O órgão federal afirma ainda que tal etapa do empreendimento "não foi realizada em atenção à orientação dos governos de não promover eventos com aglomerações de pessoas e aguarda orientações da Justiça Federal - responsável pelos trâmites. O DNIT está também em tratativas com o Ministério Público Federal e a Justiça Federal para encontrar uma solução que possa ser aplicada durante este período de distanciamento social e, assim, poder dar continuidade ao reassentamento nestas comunidades".

Pedido de audiência

Além da manifestação marcada para o dia 13 de outubro, a ser realizada na nova ponte, a comunidade encaminhou um pedido de audiência pública com o Ministério Público, a Procuradoria Regional do Direito do Cidadão (PRRS) e a Defensoria Pública da União, para tratar do reassentamento das famílias. O pedido foi formalizado pelo Fórum do 4º Distrito. 
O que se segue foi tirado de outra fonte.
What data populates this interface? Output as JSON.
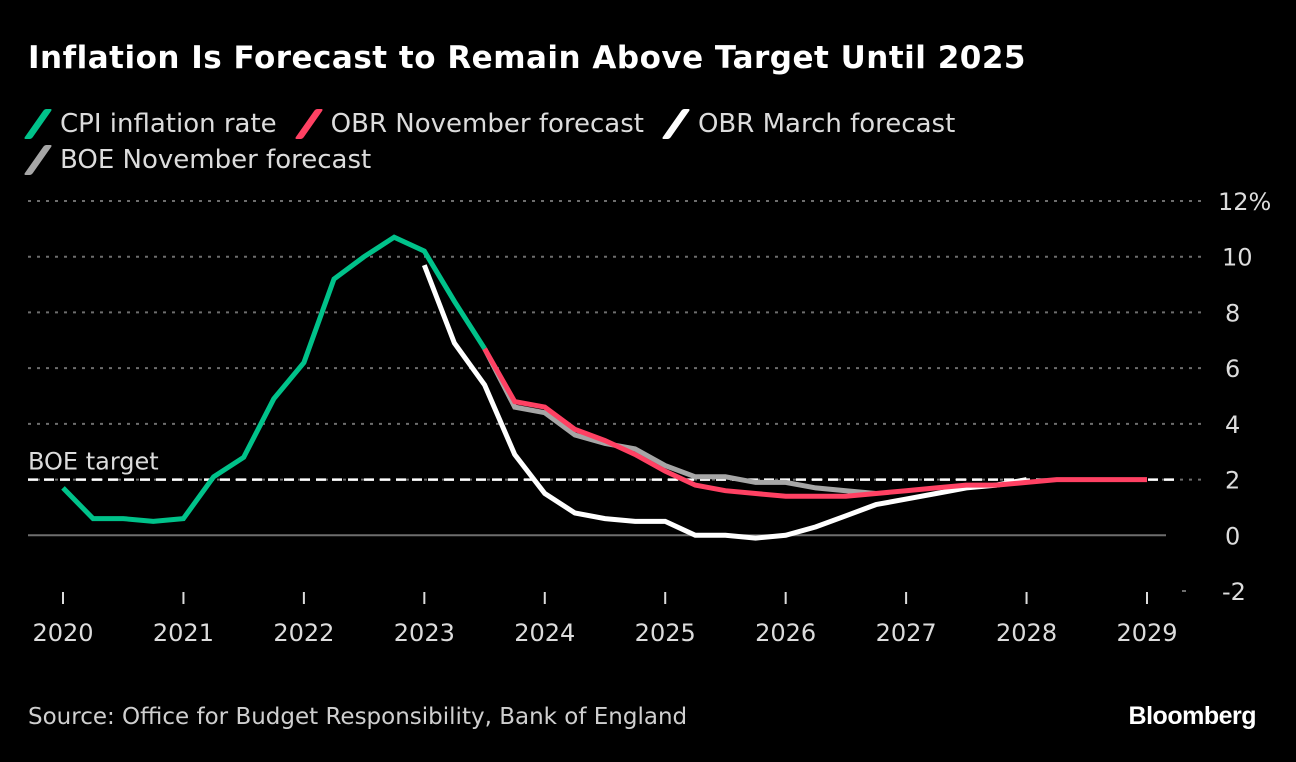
{
  "chart_data": {
    "type": "line",
    "title": "Inflation Is Forecast to Remain Above Target Until 2025",
    "xlabel": "",
    "ylabel": "",
    "y_unit": "%",
    "ylim": [
      -2,
      12
    ],
    "xlim": [
      2019.7,
      2029.35
    ],
    "yticks": [
      12,
      10,
      8,
      6,
      4,
      2,
      0,
      -2
    ],
    "ytick_labels": [
      "12%",
      "10",
      "8",
      "6",
      "4",
      "2",
      "0",
      "-2"
    ],
    "xticks": [
      2020,
      2021,
      2022,
      2023,
      2024,
      2025,
      2026,
      2027,
      2028,
      2029
    ],
    "xtick_labels": [
      "2020",
      "2021",
      "2022",
      "2023",
      "2024",
      "2025",
      "2026",
      "2027",
      "2028",
      "2029"
    ],
    "grid": true,
    "legend_position": "top-left",
    "reference_line": {
      "label": "BOE target",
      "value": 2
    },
    "series": [
      {
        "name": "CPI inflation rate",
        "color": "#00c28a",
        "x": [
          2020.0,
          2020.25,
          2020.5,
          2020.75,
          2021.0,
          2021.25,
          2021.5,
          2021.75,
          2022.0,
          2022.25,
          2022.5,
          2022.75,
          2023.0,
          2023.25,
          2023.5
        ],
        "y": [
          1.7,
          0.6,
          0.6,
          0.5,
          0.6,
          2.1,
          2.8,
          4.9,
          6.2,
          9.2,
          10.0,
          10.7,
          10.2,
          8.4,
          6.7
        ]
      },
      {
        "name": "OBR November forecast",
        "color": "#ff4163",
        "x": [
          2023.5,
          2023.75,
          2024.0,
          2024.25,
          2024.5,
          2024.75,
          2025.0,
          2025.25,
          2025.5,
          2025.75,
          2026.0,
          2026.25,
          2026.5,
          2026.75,
          2027.0,
          2027.25,
          2027.5,
          2027.75,
          2028.0,
          2028.25,
          2028.5,
          2028.75,
          2029.0
        ],
        "y": [
          6.7,
          4.8,
          4.6,
          3.8,
          3.4,
          2.9,
          2.3,
          1.8,
          1.6,
          1.5,
          1.4,
          1.4,
          1.4,
          1.5,
          1.6,
          1.7,
          1.8,
          1.8,
          1.9,
          2.0,
          2.0,
          2.0,
          2.0
        ]
      },
      {
        "name": "OBR March forecast",
        "color": "#ffffff",
        "x": [
          2023.0,
          2023.25,
          2023.5,
          2023.75,
          2024.0,
          2024.25,
          2024.5,
          2024.75,
          2025.0,
          2025.25,
          2025.5,
          2025.75,
          2026.0,
          2026.25,
          2026.5,
          2026.75,
          2027.0,
          2027.25,
          2027.5,
          2027.75,
          2028.0
        ],
        "y": [
          9.7,
          6.9,
          5.4,
          2.9,
          1.5,
          0.8,
          0.6,
          0.5,
          0.5,
          0.0,
          0.0,
          -0.1,
          0.0,
          0.3,
          0.7,
          1.1,
          1.3,
          1.5,
          1.7,
          1.8,
          2.0
        ]
      },
      {
        "name": "BOE November forecast",
        "color": "#a6a6a6",
        "x": [
          2023.5,
          2023.75,
          2024.0,
          2024.25,
          2024.5,
          2024.75,
          2025.0,
          2025.25,
          2025.5,
          2025.75,
          2026.0,
          2026.25,
          2026.5,
          2026.75
        ],
        "y": [
          6.7,
          4.6,
          4.4,
          3.6,
          3.3,
          3.1,
          2.5,
          2.1,
          2.1,
          1.9,
          1.9,
          1.7,
          1.6,
          1.5
        ]
      }
    ]
  },
  "footer": {
    "source": "Source: Office for Budget Responsibility, Bank of England",
    "brand": "Bloomberg"
  }
}
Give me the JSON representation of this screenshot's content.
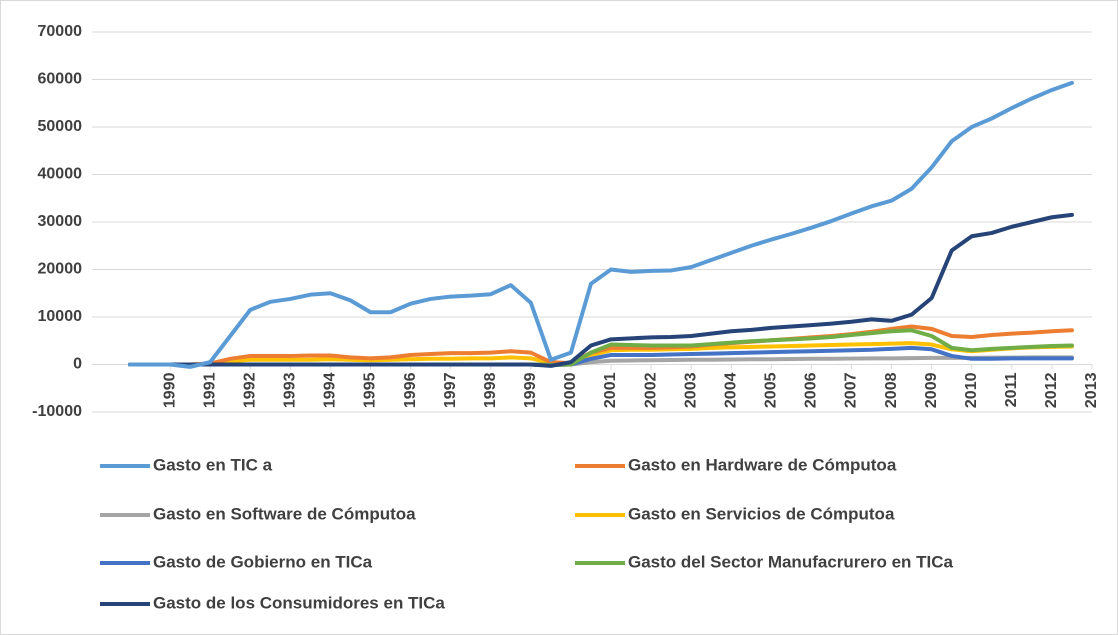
{
  "chart_data": {
    "type": "line",
    "x": [
      1989,
      1989.5,
      1990,
      1990.5,
      1991,
      1991.5,
      1992,
      1992.5,
      1993,
      1993.5,
      1994,
      1994.5,
      1995,
      1995.5,
      1996,
      1996.5,
      1997,
      1997.5,
      1998,
      1998.5,
      1999,
      1999.5,
      2000,
      2000.5,
      2001,
      2001.5,
      2002,
      2002.5,
      2003,
      2003.5,
      2004,
      2004.5,
      2005,
      2005.5,
      2006,
      2006.5,
      2007,
      2007.5,
      2008,
      2008.5,
      2009,
      2009.5,
      2010,
      2010.5,
      2011,
      2011.5,
      2012,
      2012.5
    ],
    "xlim": [
      1989,
      2013
    ],
    "xticks": [
      1990,
      1991,
      1992,
      1993,
      1994,
      1995,
      1996,
      1997,
      1998,
      1999,
      2000,
      2001,
      2002,
      2003,
      2004,
      2005,
      2006,
      2007,
      2008,
      2009,
      2010,
      2011,
      2012,
      2013
    ],
    "ylim": [
      -10000,
      70000
    ],
    "yticks": [
      -10000,
      0,
      10000,
      20000,
      30000,
      40000,
      50000,
      60000,
      70000
    ],
    "grid": true,
    "legend": "bottom",
    "series": [
      {
        "name": "Gasto en TIC a",
        "color": "#5b9bd5",
        "values": [
          0,
          0,
          0,
          -500,
          500,
          6000,
          11500,
          13200,
          13800,
          14700,
          15000,
          13500,
          11000,
          11000,
          12800,
          13800,
          14300,
          14500,
          14800,
          16700,
          13000,
          1000,
          2500,
          17000,
          20000,
          19500,
          19700,
          19800,
          20500,
          22000,
          23500,
          25000,
          26300,
          27500,
          28800,
          30200,
          31800,
          33300,
          34500,
          37000,
          41500,
          47000,
          50000,
          51800,
          54000,
          56000,
          57800,
          59300
        ]
      },
      {
        "name": "Gasto en Hardware de Cómputoa",
        "color": "#ed7d31",
        "values": [
          0,
          0,
          0,
          0,
          200,
          1200,
          1800,
          1800,
          1800,
          1900,
          1900,
          1500,
          1300,
          1500,
          2000,
          2200,
          2400,
          2400,
          2500,
          2800,
          2500,
          500,
          300,
          2500,
          3500,
          3500,
          3500,
          3600,
          3800,
          4200,
          4500,
          4800,
          5100,
          5400,
          5700,
          6000,
          6400,
          6900,
          7500,
          8000,
          7500,
          6000,
          5800,
          6200,
          6500,
          6700,
          7000,
          7200
        ]
      },
      {
        "name": "Gasto en Software de Cómputoa",
        "color": "#a5a5a5",
        "values": [
          0,
          0,
          0,
          0,
          0,
          0,
          0,
          0,
          0,
          0,
          0,
          0,
          0,
          0,
          0,
          0,
          0,
          0,
          0,
          0,
          0,
          -100,
          0,
          500,
          800,
          850,
          900,
          950,
          1000,
          1000,
          1050,
          1100,
          1100,
          1150,
          1200,
          1200,
          1250,
          1300,
          1300,
          1350,
          1400,
          1400,
          1400,
          1450,
          1450,
          1500,
          1500,
          1500
        ]
      },
      {
        "name": "Gasto en Servicios de Cómputoa",
        "color": "#ffc000",
        "values": [
          0,
          0,
          0,
          0,
          100,
          700,
          1000,
          1000,
          1000,
          1000,
          1100,
          1000,
          900,
          1000,
          1100,
          1200,
          1200,
          1300,
          1300,
          1500,
          1300,
          300,
          200,
          2000,
          3000,
          3100,
          3100,
          3200,
          3300,
          3500,
          3600,
          3700,
          3800,
          3900,
          4000,
          4100,
          4200,
          4300,
          4400,
          4500,
          4200,
          3200,
          2800,
          3100,
          3400,
          3600,
          3700,
          3800
        ]
      },
      {
        "name": "Gasto de Gobierno en TICa",
        "color": "#4472c4",
        "values": [
          0,
          0,
          0,
          0,
          0,
          0,
          0,
          0,
          0,
          0,
          0,
          0,
          0,
          0,
          0,
          0,
          0,
          0,
          0,
          0,
          0,
          -100,
          0,
          1200,
          2000,
          2000,
          2000,
          2100,
          2200,
          2300,
          2400,
          2500,
          2600,
          2700,
          2800,
          2900,
          3000,
          3100,
          3300,
          3500,
          3200,
          1800,
          1200,
          1200,
          1300,
          1300,
          1300,
          1300
        ]
      },
      {
        "name": "Gasto del Sector Manufacrurero en TICa",
        "color": "#70ad47",
        "values": [
          0,
          0,
          0,
          0,
          0,
          0,
          0,
          0,
          0,
          0,
          0,
          0,
          0,
          0,
          0,
          0,
          0,
          0,
          0,
          0,
          0,
          -100,
          0,
          2500,
          4200,
          4100,
          4000,
          4000,
          4000,
          4300,
          4600,
          4900,
          5100,
          5300,
          5500,
          5800,
          6200,
          6600,
          7000,
          7200,
          6000,
          3500,
          3000,
          3300,
          3500,
          3700,
          3900,
          4000
        ]
      },
      {
        "name": "Gasto de los Consumidores en TICa",
        "color": "#264478",
        "values": [
          0,
          0,
          0,
          0,
          0,
          0,
          0,
          0,
          0,
          0,
          0,
          0,
          0,
          0,
          0,
          0,
          0,
          0,
          0,
          0,
          0,
          -300,
          500,
          4000,
          5300,
          5500,
          5700,
          5800,
          6000,
          6500,
          7000,
          7300,
          7700,
          8000,
          8300,
          8600,
          9000,
          9500,
          9200,
          10500,
          14000,
          24000,
          27000,
          27700,
          29000,
          30000,
          31000,
          31500
        ]
      }
    ]
  }
}
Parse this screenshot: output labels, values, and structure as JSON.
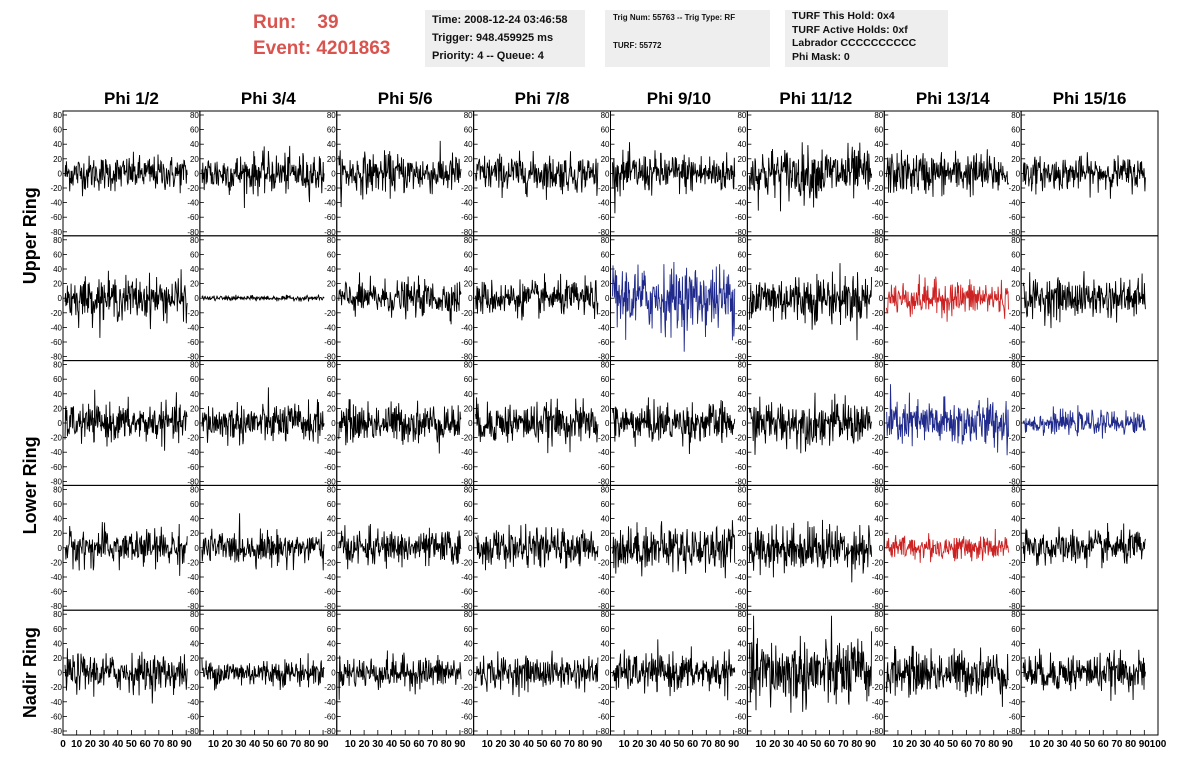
{
  "header": {
    "run_label": "Run:",
    "run_value": "39",
    "event_label": "Event:",
    "event_value": "4201863",
    "time": "Time: 2008-12-24 03:46:58",
    "trigger": "Trigger: 948.459925 ms",
    "priority": "Priority: 4 -- Queue: 4",
    "trig_num": "Trig Num: 55763 -- Trig Type: RF",
    "turf": "TURF: 55772",
    "turf_this_hold": "TURF This Hold: 0x4",
    "turf_active_holds": "TURF Active Holds: 0xf",
    "labrador": "Labrador CCCCCCCCCC",
    "phi_mask": "Phi Mask: 0"
  },
  "colors": {
    "header_red": "#d9534f",
    "trace_default": "#000000",
    "trace_blue": "#1f2a8c",
    "trace_red": "#cc2222"
  },
  "chart_data": {
    "type": "line",
    "columns": [
      "Phi 1/2",
      "Phi 3/4",
      "Phi 5/6",
      "Phi 7/8",
      "Phi 9/10",
      "Phi 11/12",
      "Phi 13/14",
      "Phi 15/16"
    ],
    "rows": [
      "Upper Ring",
      "Upper Ring",
      "Lower Ring",
      "Lower Ring",
      "Nadir Ring"
    ],
    "row_labels": [
      {
        "text": "Upper Ring",
        "rows": [
          0,
          1
        ]
      },
      {
        "text": "Lower Ring",
        "rows": [
          2,
          3
        ]
      },
      {
        "text": "Nadir Ring",
        "rows": [
          4
        ]
      }
    ],
    "ylim": [
      -80,
      80
    ],
    "yticks": [
      -80,
      -60,
      -40,
      -20,
      0,
      20,
      40,
      60,
      80
    ],
    "xlim": [
      0,
      100
    ],
    "xticks": [
      0,
      10,
      20,
      30,
      40,
      50,
      60,
      70,
      80,
      90
    ],
    "xtick_final": "100",
    "samples_per_trace": 260,
    "trace_amplitude": [
      [
        14,
        16,
        16,
        15,
        16,
        21,
        17,
        13
      ],
      [
        17,
        2,
        14,
        14,
        26,
        20,
        14,
        16
      ],
      [
        15,
        16,
        16,
        16,
        16,
        18,
        19,
        9
      ],
      [
        15,
        13,
        14,
        15,
        18,
        19,
        10,
        14
      ],
      [
        15,
        11,
        13,
        13,
        15,
        28,
        18,
        15
      ]
    ],
    "trace_color": [
      [
        "default",
        "default",
        "default",
        "default",
        "default",
        "default",
        "default",
        "default"
      ],
      [
        "default",
        "default",
        "default",
        "default",
        "blue",
        "default",
        "red",
        "default"
      ],
      [
        "default",
        "default",
        "default",
        "default",
        "default",
        "default",
        "blue",
        "blue"
      ],
      [
        "default",
        "default",
        "default",
        "default",
        "default",
        "default",
        "red",
        "default"
      ],
      [
        "default",
        "default",
        "default",
        "default",
        "default",
        "default",
        "default",
        "default"
      ]
    ]
  }
}
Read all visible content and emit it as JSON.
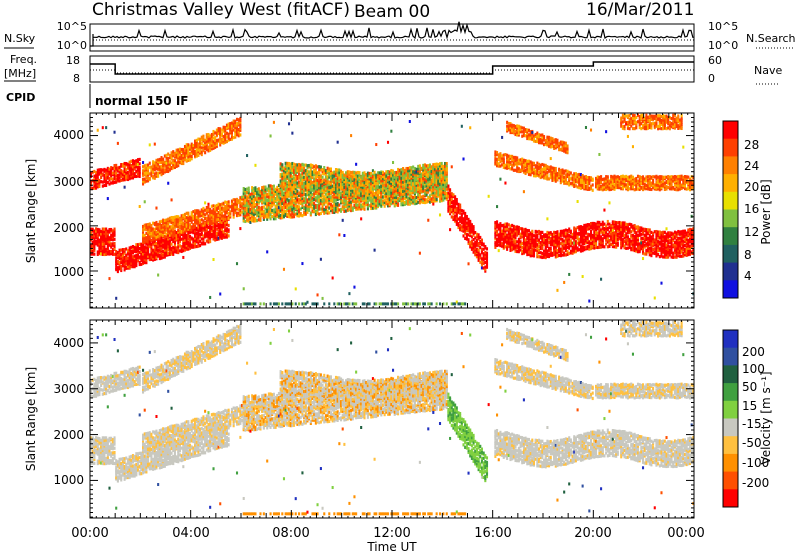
{
  "header": {
    "station": "Christmas Valley West (fitACF)",
    "beam": "Beam 00",
    "date": "16/Mar/2011"
  },
  "top_panels": {
    "nsky_label": "N.Sky",
    "nsky_ticks": [
      "10^5",
      "10^0"
    ],
    "nsearch_label": "N.Search",
    "nsearch_ticks": [
      "10^5",
      "10^0"
    ],
    "freq_label": "Freq.",
    "freq_unit": "[MHz]",
    "freq_ticks": [
      "18",
      "8"
    ],
    "nave_label": "Nave",
    "nave_ticks": [
      "60",
      "0"
    ],
    "cpid_label": "CPID",
    "cpid_value": "normal 150 IF"
  },
  "chart_data": [
    {
      "type": "heatmap",
      "name": "power",
      "ylabel": "Slant Range [km]",
      "yticks": [
        "4000",
        "3000",
        "2000",
        "1000"
      ],
      "ylim": [
        180,
        4500
      ],
      "colorbar_label": "Power [dB]",
      "colorbar_ticks": [
        "28",
        "24",
        "20",
        "16",
        "12",
        "8",
        "4"
      ],
      "colorbar_colors": [
        "#ff0000",
        "#ff4000",
        "#ff8000",
        "#ffb000",
        "#e8e000",
        "#80c040",
        "#308040",
        "#206060",
        "#203090",
        "#1010e0"
      ]
    },
    {
      "type": "heatmap",
      "name": "velocity",
      "ylabel": "Slant Range [km]",
      "yticks": [
        "4000",
        "3000",
        "2000",
        "1000"
      ],
      "ylim": [
        180,
        4500
      ],
      "colorbar_label": "Velocity [m s⁻¹]",
      "colorbar_ticks": [
        "200",
        "100",
        "50",
        "15",
        "-15",
        "-50",
        "-100",
        "-200"
      ],
      "colorbar_colors": [
        "#2030c0",
        "#3050a0",
        "#206040",
        "#40a040",
        "#80d040",
        "#c8c8c0",
        "#ffc040",
        "#ff9000",
        "#ff5000",
        "#ff0000"
      ]
    }
  ],
  "time_axis": {
    "label": "Time UT",
    "ticks": [
      "00:00",
      "04:00",
      "08:00",
      "12:00",
      "16:00",
      "20:00",
      "00:00"
    ]
  }
}
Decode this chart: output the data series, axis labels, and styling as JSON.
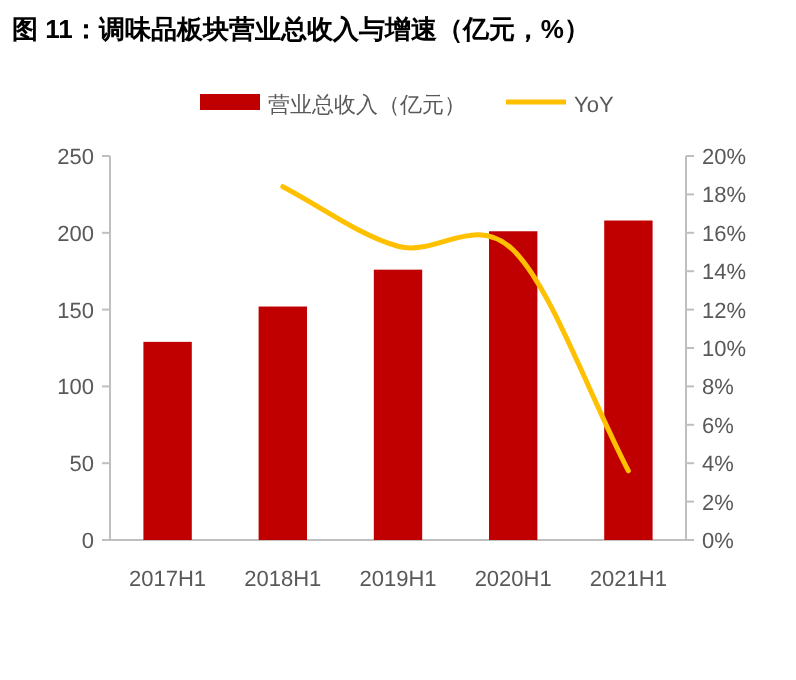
{
  "chart_data": {
    "type": "bar",
    "title": "图 11：调味品板块营业总收入与增速（亿元，%）",
    "categories": [
      "2017H1",
      "2018H1",
      "2019H1",
      "2020H1",
      "2021H1"
    ],
    "series": [
      {
        "name": "营业总收入（亿元）",
        "color": "#c00000",
        "values": [
          129,
          152,
          176,
          201,
          208
        ]
      },
      {
        "name": "YoY",
        "type": "line",
        "color": "#ffc000",
        "axis": "y2",
        "values": [
          null,
          18.4,
          15.3,
          15.1,
          3.6
        ]
      }
    ],
    "ylim": [
      0,
      250
    ],
    "yticks": [
      0,
      50,
      100,
      150,
      200,
      250
    ],
    "y2lim": [
      0,
      20
    ],
    "y2ticks": [
      {
        "value": 0,
        "label": "0%"
      },
      {
        "value": 2,
        "label": "2%"
      },
      {
        "value": 4,
        "label": "4%"
      },
      {
        "value": 6,
        "label": "6%"
      },
      {
        "value": 8,
        "label": "8%"
      },
      {
        "value": 10,
        "label": "10%"
      },
      {
        "value": 12,
        "label": "12%"
      },
      {
        "value": 14,
        "label": "14%"
      },
      {
        "value": 16,
        "label": "16%"
      },
      {
        "value": 18,
        "label": "18%"
      },
      {
        "value": 20,
        "label": "20%"
      }
    ],
    "legend": "top",
    "grid": false,
    "marker": "none",
    "line_style": "solid"
  }
}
De acordo com o documento, apesar do reassentamento de parte dos moradores atingidos pelas obras, no caso as famílias residentes na Ilha Grande dos Marinheiros, as famílias que vivem no território não foram contempladas com o processo de reassentamento, seja com a garantia de moradia via empreendimento habitacional, seja via acesso à compra assistida. “Estima-se que ao redor de 1.000 famílias poderão ser atingidas pelas obras estando situadas nas vilas Tio Zeca e Areia, Vila Voluntários, Vila Cobal e Casa de Passagem Carandirú e ficarão sem nenhum tipo de reassentamento e, por outro lado, vendo a inauguração da obra da Ponte”, destaca o texto.